# Surf Cup acceptance List?



## Penalty Kicks Stink (Jun 9, 2017)

Anyone seen or heard when the list will be out for teams accepted to Surf Cup?


----------



## Kicker4Life (Jun 9, 2017)

Emails have gone out, but I haven't seen an official list.


----------



## LASTMAN14 (Jun 9, 2017)

Kicker4Life said:


> Emails have gone out, but I haven't seen an official list.


I should have kept the email but some age groups have been announced, but others not till 6/22.


----------



## Frank (Jun 9, 2017)

From what I can see in the older side very few CAS teams were accepted to Surf in the olders unless you played in a qualifier and got auto accepted or are a San Diego team. You can see the list of current accepted through the hotel platform. My team was told that regardless of success we are rejected. Director basically said should have played Man City and that they took far less teams this year because of the 4th game and longer halves. So here is the key to be accepted; play one of their qualification tourneys, be from San Diego or Scdsl or be from out of town so they get their hotel kickbacks.


----------



## SoccerMum1988 (Jun 11, 2017)

Frank said:


> From what I can see in the older side very few CAS teams were accepted to Surf in the olders unless you played in a qualifier and got auto accepted or are a San Diego team. You can see the list of current accepted through the hotel platform. My team was told that regardless of success we are rejected. Director basically said should have played Man City and that they took far less teams this year because of the 4th game and longer halves. So here is the key to be accepted; play one of their qualification tourneys, be from San Diego or Scdsl or be from out of town so they get their hotel kickbacks.

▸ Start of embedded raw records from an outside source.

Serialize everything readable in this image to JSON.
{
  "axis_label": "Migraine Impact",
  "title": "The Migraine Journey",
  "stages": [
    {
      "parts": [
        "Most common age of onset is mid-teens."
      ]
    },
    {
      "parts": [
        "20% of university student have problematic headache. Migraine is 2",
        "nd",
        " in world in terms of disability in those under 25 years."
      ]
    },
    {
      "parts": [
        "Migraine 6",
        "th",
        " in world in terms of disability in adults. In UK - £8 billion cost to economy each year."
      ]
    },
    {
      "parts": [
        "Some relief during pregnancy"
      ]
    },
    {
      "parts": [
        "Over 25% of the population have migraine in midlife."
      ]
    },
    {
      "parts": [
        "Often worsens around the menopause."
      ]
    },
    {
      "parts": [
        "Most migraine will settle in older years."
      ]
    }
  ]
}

Yep....all about the dollar....what soccer!?!?


----------



## zinger (Jun 13, 2017)

we received early acceptance but have several rooms at the Residence Inn across from the fields that we can't fill.  Message me if you're interested and I'll send you the link.  Room rate is $259/night and includes breakfast.


----------



## Justafan (Jun 13, 2017)

Frank said:


> You can see the list of current accepted through the hotel platform.


A little help please, I couldn't figure it out.


----------



## Frank (Jun 13, 2017)

Justafan said:


> A little help please, I couldn't figure it out.

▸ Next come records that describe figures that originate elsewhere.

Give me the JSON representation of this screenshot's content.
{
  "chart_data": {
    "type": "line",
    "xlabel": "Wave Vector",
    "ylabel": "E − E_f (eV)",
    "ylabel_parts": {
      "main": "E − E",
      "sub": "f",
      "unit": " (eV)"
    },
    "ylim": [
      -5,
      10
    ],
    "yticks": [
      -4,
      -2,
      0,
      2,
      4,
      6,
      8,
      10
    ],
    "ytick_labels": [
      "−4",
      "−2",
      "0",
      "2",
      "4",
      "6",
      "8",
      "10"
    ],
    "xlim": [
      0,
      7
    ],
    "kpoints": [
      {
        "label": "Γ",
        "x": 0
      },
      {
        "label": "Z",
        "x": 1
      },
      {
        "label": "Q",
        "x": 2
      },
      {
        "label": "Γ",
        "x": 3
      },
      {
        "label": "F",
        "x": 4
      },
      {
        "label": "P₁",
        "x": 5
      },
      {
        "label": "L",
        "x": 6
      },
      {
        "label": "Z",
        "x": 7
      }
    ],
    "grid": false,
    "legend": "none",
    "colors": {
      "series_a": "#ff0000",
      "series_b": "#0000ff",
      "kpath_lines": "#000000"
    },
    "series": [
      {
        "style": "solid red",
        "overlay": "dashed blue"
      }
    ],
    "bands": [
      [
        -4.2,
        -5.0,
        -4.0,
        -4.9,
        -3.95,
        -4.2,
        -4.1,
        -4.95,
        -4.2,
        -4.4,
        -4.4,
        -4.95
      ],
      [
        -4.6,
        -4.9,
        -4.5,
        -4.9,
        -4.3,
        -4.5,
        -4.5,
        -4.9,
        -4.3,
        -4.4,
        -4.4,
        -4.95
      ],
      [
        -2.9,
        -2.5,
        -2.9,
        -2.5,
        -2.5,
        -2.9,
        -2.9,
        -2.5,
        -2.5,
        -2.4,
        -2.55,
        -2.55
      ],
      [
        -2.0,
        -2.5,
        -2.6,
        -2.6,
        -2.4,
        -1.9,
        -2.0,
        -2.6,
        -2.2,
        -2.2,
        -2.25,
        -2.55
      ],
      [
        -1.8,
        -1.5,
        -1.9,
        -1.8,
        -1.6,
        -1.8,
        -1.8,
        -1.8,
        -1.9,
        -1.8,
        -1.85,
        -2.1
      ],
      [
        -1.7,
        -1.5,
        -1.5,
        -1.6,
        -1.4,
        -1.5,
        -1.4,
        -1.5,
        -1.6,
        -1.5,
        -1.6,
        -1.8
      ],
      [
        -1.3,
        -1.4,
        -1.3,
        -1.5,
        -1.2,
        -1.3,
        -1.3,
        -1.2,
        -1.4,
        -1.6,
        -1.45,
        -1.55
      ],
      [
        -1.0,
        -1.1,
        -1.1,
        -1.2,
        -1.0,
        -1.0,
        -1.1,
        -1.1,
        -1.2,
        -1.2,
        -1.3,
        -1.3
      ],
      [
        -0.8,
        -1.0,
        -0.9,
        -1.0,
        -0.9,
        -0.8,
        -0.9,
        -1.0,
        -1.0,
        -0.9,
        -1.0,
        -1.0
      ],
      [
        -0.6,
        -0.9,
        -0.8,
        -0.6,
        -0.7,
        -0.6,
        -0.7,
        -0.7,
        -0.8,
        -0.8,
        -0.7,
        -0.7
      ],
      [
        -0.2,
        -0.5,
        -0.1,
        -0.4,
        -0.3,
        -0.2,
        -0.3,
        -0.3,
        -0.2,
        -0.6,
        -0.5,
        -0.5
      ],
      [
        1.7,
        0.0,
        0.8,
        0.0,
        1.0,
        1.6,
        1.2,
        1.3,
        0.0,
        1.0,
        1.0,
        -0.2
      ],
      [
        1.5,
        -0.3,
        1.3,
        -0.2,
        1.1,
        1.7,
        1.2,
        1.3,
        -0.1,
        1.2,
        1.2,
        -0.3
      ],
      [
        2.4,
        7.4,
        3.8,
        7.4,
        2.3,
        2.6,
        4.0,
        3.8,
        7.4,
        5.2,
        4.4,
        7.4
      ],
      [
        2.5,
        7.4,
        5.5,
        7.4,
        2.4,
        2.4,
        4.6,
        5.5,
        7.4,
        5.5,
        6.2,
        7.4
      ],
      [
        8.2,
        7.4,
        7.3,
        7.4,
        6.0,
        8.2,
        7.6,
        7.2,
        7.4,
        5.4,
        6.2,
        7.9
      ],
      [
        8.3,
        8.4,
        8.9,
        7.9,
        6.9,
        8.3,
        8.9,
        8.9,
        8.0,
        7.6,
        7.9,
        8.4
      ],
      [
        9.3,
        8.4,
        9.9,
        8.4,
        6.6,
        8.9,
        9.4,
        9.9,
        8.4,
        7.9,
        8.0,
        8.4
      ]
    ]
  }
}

Click on hotel link. Register.  

Once registered click on any hotel.   CLick on complete registration form. Yes to confirmed with hotel. It now presents a drop down list where you can see all teams accepted.


----------



## jerry626 (Jun 16, 2017)

any idea when the acceptance list might come out?


----------



## *GOBEARGO* (Jun 21, 2017)

jerry626 said:


> any idea when the acceptance list might come out?


https://events.gotsport.com/events/teamlist.aspx?eventid=59034


----------